I have never succeeded in learning any language other than English. I have been living in Montreal for 55 years and, god knows, I tried, but it never took. I can speak it to some extent (I once gave a short course of 16 lectures in Louvain-le-Neuve, all in French), I can read it and write it, but I never learned to hear it. I cannot separate the string of phonemes into words. I think it is a specific disability. I had good hearing; that was not it. I took a couple of French courses, but it didn’t help. So while I don’t have ADHD, I think a case could be made. Fortunately, Canadian citizenship requires fluency in only one official language.

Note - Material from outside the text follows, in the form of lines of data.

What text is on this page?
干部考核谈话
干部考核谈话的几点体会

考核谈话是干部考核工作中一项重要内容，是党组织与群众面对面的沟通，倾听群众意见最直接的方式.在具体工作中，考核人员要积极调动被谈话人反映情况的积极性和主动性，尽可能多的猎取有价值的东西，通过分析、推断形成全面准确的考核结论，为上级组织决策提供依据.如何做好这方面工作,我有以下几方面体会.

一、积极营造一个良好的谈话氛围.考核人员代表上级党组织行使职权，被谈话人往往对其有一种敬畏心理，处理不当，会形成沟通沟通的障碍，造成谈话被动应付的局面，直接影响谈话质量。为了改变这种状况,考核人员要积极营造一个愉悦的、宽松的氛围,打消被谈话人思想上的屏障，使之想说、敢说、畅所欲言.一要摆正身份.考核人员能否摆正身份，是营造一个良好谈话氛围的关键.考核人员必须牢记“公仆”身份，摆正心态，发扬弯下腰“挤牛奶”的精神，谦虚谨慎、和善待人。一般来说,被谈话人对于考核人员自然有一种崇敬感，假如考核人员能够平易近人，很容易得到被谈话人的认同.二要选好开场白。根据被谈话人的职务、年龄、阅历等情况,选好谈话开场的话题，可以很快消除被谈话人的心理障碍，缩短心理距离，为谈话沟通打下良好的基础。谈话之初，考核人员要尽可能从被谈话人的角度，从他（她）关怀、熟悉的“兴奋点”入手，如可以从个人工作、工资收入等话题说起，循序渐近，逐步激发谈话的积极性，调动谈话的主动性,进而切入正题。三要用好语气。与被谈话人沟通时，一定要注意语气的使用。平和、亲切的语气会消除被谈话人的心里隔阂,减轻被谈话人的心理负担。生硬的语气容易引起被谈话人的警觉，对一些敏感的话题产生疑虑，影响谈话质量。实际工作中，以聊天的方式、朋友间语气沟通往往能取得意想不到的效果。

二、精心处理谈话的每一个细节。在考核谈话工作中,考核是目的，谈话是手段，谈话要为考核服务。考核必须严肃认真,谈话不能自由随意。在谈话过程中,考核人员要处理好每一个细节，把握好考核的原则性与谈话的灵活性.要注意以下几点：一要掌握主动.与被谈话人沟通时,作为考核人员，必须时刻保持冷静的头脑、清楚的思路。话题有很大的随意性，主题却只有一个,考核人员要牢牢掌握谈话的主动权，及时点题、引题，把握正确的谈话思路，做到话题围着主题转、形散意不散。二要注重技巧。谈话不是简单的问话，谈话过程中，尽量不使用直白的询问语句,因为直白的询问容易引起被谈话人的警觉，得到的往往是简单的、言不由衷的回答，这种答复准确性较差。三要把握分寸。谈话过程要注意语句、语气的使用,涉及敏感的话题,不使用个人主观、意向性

There are certainly several possibilities regarding the guy in the OP, including:

  • He does have ADHD, and the nature of his particular learning disorder does, indeed, making learning a new language difficult for him.
  • He has ADHD, and though he has struggled to learn a foreign language in the past, it wasn’t specifically due to ADHD (i.e., he also has some other learning disorder or cognitive issue).
  • He’s convinced himself that, because he has ADHD, he won’t be able to learn a new language at his age.
  • He just doesn’t want to have to go through the hassle and time of gaining even a basic knowledge of another language (as the OP notes, A2 isn’t a deep fluency), and uses ADHD as his excuse for why he “can’t” do it.

It sounds like this is not someone the OP knows well, and I think his skepticism is at least somewhat justified – but it’s also possible that things are as the other guy says they are.